The lineman played in 15 games and made 11 starts as a rookie in 2016.
"I thought it was typical," Shaw said in his evaluation of Garnett's first professional season. "It's a different world between college and the NFL on the line of scrimmage. It's night and day. There's an adjustment period, no matter how good you are.
"There were plays where Josh looked really good and plays where he had a tough time. I think as the season progressed, he looked like an NFL lineman."
Adding to Garnett's transition was a change in position. He played predominantly at left guard at Stanford and was moved to right guard with the 49ers. It's yet to be seen where he'll play under San Francisco's new coaching staff, but Shaw explained it won't matter to Garnett.
"I think Josh is in a great place physically, mentally and emotionally," the coach said. "I think he's a good fit for what the offense is going to become with Coach (Kyle) Shanahan. I'm excited. I don't think it's going to be too far down the road where Josh is one of those guys who we're talking about going to the Pro Bowl."
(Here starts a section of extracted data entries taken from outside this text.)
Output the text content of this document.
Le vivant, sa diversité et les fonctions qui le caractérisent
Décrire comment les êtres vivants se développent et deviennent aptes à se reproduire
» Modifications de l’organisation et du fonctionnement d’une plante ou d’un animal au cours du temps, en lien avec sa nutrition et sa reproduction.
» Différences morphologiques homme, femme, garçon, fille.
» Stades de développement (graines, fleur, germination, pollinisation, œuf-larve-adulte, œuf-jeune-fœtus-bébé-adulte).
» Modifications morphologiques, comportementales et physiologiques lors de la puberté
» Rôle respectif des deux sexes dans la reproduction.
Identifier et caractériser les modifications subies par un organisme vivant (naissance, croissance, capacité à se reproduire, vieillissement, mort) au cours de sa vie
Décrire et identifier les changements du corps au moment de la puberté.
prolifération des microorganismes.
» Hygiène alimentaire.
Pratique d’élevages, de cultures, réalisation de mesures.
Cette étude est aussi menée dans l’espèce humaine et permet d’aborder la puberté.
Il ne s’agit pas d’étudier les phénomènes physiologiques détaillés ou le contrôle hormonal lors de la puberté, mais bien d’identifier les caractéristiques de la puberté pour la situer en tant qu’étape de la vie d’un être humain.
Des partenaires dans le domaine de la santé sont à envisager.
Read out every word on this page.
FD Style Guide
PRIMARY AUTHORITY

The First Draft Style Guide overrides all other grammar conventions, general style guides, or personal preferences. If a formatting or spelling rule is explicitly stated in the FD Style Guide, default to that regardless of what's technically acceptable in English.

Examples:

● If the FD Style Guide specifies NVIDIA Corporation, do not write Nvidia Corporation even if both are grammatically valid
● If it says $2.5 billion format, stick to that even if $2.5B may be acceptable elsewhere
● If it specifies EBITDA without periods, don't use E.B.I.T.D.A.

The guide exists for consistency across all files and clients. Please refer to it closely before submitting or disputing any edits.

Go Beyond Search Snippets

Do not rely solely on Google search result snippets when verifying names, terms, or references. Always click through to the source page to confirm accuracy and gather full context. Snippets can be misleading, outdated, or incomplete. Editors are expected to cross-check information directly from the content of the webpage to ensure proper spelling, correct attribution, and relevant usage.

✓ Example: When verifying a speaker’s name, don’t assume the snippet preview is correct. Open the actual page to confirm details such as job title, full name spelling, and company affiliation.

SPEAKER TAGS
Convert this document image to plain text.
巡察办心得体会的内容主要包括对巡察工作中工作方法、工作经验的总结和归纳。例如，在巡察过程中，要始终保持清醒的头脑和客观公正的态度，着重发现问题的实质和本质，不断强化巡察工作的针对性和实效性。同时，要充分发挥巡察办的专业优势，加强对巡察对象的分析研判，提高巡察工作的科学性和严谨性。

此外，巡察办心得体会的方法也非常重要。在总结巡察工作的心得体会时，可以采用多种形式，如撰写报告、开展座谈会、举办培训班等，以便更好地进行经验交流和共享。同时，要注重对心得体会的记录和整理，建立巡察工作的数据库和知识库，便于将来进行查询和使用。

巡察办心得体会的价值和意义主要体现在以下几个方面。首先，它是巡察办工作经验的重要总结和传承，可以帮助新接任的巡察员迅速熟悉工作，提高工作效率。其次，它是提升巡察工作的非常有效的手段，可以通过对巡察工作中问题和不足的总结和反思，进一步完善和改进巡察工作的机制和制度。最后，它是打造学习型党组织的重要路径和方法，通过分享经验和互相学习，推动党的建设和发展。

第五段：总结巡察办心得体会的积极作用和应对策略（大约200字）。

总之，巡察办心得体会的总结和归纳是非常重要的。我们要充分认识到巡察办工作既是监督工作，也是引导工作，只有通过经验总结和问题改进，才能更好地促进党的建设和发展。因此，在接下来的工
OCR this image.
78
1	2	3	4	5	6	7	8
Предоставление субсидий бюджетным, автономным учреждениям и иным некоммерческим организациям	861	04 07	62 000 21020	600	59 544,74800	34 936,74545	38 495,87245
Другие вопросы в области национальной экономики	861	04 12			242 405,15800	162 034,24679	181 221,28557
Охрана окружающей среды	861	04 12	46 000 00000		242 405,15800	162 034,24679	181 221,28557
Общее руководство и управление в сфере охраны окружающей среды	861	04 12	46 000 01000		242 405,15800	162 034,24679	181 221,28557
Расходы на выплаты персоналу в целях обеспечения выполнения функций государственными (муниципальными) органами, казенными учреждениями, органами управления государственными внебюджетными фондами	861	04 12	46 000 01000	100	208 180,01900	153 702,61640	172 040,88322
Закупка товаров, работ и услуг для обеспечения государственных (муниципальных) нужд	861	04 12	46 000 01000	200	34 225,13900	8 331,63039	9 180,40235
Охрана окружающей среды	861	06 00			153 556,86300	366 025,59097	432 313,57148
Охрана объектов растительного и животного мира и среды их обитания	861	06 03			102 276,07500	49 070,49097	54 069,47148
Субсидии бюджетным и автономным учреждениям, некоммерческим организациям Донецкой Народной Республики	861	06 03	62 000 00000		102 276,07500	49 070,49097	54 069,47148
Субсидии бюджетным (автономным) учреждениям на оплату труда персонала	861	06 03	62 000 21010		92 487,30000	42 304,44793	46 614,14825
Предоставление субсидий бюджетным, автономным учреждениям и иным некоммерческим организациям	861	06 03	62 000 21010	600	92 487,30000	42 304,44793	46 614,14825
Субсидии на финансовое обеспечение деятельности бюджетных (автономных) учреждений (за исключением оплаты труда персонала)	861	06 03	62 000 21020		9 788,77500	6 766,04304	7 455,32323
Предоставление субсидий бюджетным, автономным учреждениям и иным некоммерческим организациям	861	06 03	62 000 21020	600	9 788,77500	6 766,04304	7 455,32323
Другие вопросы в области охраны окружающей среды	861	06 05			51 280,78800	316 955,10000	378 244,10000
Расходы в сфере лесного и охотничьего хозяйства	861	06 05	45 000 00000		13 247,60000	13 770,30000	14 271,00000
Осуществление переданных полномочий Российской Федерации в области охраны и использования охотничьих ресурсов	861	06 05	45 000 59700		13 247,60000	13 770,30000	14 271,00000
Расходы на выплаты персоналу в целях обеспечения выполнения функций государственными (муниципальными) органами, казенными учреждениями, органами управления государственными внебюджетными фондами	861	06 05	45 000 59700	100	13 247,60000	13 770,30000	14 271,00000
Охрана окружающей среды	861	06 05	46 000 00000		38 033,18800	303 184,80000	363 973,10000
Good, bad or indifferent, there's no replacing in-game reps, and Garnett is sure to benefit from all the playing time he received as a rookie.
"The biggest thing is experience. Part of experience is getting beat. Part of experience is falling down and making mistakes and learning from all of it. You saw that late in the year where Josh was no longer a fish out of water. He is talented, physical and confident. He knows that. He knows he can be really good at this level. He's approached this offseason to get in the best shape and come in with a great mentality.
"Joshua is growing. He's got all the tools, and he's got the chance to be really good for a long time."
The 49ers have the potential to start the same offensive line as they did last year. From left to right, that would be Joe Staley, Zane Beadles, Daniel Kilgore, Joshua Garnett and Trent Brown. The veteran additions of Jeremy Zuttah and Garry Gilliam add healthy competition into the mix. Still, Garnett will have ample opportunity to earn a starting spot come Week 1.